Preserving and shaping a child’s values, attitudes, and behaviors towards sexualized content. Who is responsible: parents, educators, or the media?
Sexual messages and highly sexualized content are not only prevalent but increasingly visible everywhere we look: in advertising, television, magazines, and music. Young people engage with media constantly throughout their day, although the explicit messages they interact with may be misleading and inaccurate in many ways. Sexualized storytelling appears to have become the norm, and acts as a primary source of information for young children and teenagers- what’s seen on screen is often accepted as normal or the truth.
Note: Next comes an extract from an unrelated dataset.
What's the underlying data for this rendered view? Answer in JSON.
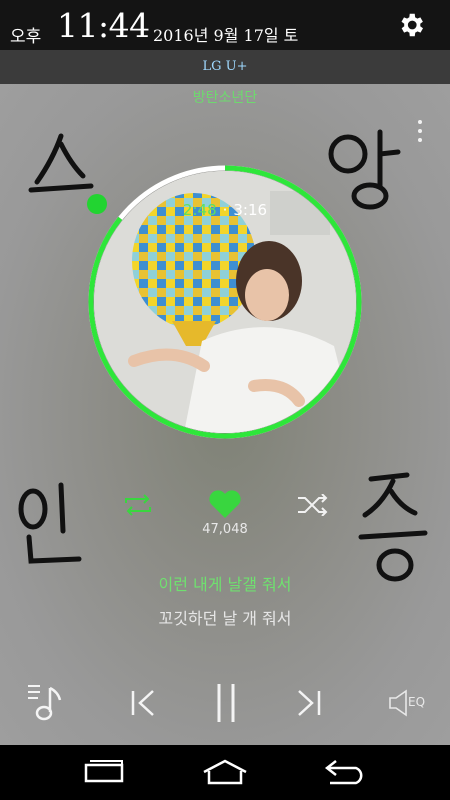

There is evidence that watching sexual content on TV is linked to sexual behavior in adolescents, with a strong association between consuming sexualized media and teen pregnancy. Although the media’s role and power in disseminating sexual messages which influence the values, attitudes and behaviors of young people is well documented, what role do the adults in a child’s life play in ensuring exposure to sexual content is understood and explored in a healthy and appropriate way?
As with most sexual education, abstinence is not the answer. Avoiding all media is an impossible target, with 92% of teens reporting using the Internet daily. There are a number of resources demonstrating ways that parents can teach and share with their children their values, beliefs, and expectations when it comes to sexualized content and media engagement. Not only is it important that parents provide a safe environment for their children to discuss sexual material, but also to question sexually explicit media and messages. If your child cannot turn to their parent or guardian with questions – they are left to turn to the media and mainstream culture for answers and navigate unguided through a whole new world of sexualized content they are not ready for.
Parents typically are not the only source of information in a young person’s life outside of media. However, promoting sexual health and education continues to be a controversial and sensitive issue, despite it being of vital importance to children’s health and wellbeing, as well as the health and wellbeing of our society as a whole. In the article Sex Education and Sexual Socialization: Roles for Educators and Parents, the following statement showcases the complexity of the issue:
“ Underlying the social conflicts that surround sex education programs are disagreements about the role of government in family life and sex education; parental control of the content of sex education; core values to be included in sex education, such as gender equality and personal responsibility; and, fundamentally, what constitutes appropriate adolescent sexual behavior”.
Unfortunately, teen pregnancy is highest in states with abstinence-only policies. These attitudes and behaviors persist into adulthood, with low contraceptive knowledge also being associated with unintended pregnancy in adulthood. These statistics highlight the need for sex education to be addressed in a variety of contexts, both inside and outside the home.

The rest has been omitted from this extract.